The issue really isn’t just about powerful men being abusers, it’s about the way we are raising and treating men in society that gives them the gall to do this kind of sh-t in the first place, something that power only exacerbates. Because though all of the men I listed happen to be Black, these issues are found across all cultures, all races, and all socioeconomic statuses. Hedley frontman Jacob Hoggard, Danny Masterson, Jimmy Iovine, Justin Sane and of course, Harvey Weinstein, have all faced sexual assault allegations, too. The only thing these men and all the men I listed previously have in common is their anatomy and varying levels of fame.

 

That’s why it’s so crucial that these women continue to come forward, and in Teyana and Keke’s case, leave. Because though neither Teyana or Keke are alleging sexual assault against Iman or Darius, abuse is abuse. And besides the very obvious physical ramifications of it, I mentioned in my article about Cassie and Diddy that one of the biggest prices she paid was her career not going further as she was enduring years of abuse in addition to having her career sabotaged by Diddy and his team. 

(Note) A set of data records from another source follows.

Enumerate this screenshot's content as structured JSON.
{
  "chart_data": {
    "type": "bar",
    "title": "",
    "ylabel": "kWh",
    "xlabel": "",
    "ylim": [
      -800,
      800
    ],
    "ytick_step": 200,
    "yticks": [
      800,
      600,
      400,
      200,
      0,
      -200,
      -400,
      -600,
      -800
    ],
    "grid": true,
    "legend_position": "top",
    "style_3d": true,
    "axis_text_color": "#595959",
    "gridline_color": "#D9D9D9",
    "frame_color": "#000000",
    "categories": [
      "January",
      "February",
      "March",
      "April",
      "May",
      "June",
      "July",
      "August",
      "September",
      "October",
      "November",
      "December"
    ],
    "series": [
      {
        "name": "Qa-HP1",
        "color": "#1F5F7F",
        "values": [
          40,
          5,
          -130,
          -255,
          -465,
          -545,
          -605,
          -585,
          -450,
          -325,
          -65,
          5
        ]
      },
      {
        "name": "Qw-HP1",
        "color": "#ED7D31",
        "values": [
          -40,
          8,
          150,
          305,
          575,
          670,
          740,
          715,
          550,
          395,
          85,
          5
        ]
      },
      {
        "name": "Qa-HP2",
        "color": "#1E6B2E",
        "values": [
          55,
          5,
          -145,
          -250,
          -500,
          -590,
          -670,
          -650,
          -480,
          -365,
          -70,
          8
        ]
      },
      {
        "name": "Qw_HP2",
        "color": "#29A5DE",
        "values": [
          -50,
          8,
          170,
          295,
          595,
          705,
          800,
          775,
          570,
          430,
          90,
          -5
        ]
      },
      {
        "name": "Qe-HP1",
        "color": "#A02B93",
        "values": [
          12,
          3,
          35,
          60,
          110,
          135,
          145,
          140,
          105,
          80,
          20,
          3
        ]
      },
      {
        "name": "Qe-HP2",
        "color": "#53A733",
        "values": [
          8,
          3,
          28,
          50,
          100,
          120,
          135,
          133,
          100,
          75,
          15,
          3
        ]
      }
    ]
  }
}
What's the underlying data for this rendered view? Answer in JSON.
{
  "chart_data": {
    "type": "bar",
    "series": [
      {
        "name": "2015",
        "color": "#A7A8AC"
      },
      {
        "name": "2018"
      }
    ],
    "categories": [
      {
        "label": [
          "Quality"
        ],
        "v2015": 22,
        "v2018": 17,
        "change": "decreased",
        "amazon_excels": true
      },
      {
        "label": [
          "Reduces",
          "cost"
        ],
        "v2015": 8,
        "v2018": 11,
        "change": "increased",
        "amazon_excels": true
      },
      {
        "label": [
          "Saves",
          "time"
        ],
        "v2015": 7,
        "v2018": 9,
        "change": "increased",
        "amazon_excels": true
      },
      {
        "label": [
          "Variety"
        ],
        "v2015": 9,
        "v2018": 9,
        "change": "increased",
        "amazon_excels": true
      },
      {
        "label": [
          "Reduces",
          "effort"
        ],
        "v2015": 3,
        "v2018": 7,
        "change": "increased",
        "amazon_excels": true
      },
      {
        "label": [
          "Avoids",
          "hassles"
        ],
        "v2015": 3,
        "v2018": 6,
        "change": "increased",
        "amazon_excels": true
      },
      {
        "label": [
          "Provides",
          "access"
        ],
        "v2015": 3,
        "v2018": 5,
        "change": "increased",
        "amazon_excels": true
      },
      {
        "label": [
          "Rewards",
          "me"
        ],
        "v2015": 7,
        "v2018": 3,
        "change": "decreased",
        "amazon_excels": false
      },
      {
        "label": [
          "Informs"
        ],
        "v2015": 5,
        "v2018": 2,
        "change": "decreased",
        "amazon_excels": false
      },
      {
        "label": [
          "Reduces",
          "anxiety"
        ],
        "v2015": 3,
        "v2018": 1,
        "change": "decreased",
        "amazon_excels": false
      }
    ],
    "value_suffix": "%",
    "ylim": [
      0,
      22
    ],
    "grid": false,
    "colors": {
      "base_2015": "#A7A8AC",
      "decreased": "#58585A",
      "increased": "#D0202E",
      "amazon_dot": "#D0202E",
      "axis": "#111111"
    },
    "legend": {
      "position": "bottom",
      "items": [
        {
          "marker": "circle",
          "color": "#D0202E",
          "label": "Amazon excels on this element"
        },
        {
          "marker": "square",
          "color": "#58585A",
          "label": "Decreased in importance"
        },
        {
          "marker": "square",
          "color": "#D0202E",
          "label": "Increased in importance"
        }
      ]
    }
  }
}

To hear that Teyana turned down gigs to appease Iman breaks my heart. And it’s part of the reason I wholeheartedly believe that though it’s not physical, women losing out on opportunities to pursue their passion is one of the invisible consequences of abuse. 

The more women start to hear these accounts from women like Cassie, but also from Keke and Teyana, too, the more they can turn inward and start assessing whether the situations they are in are abusive and something they need to walk away from. Because no one should be dimming their light to appease anyone. And no one should make you feel like you have to.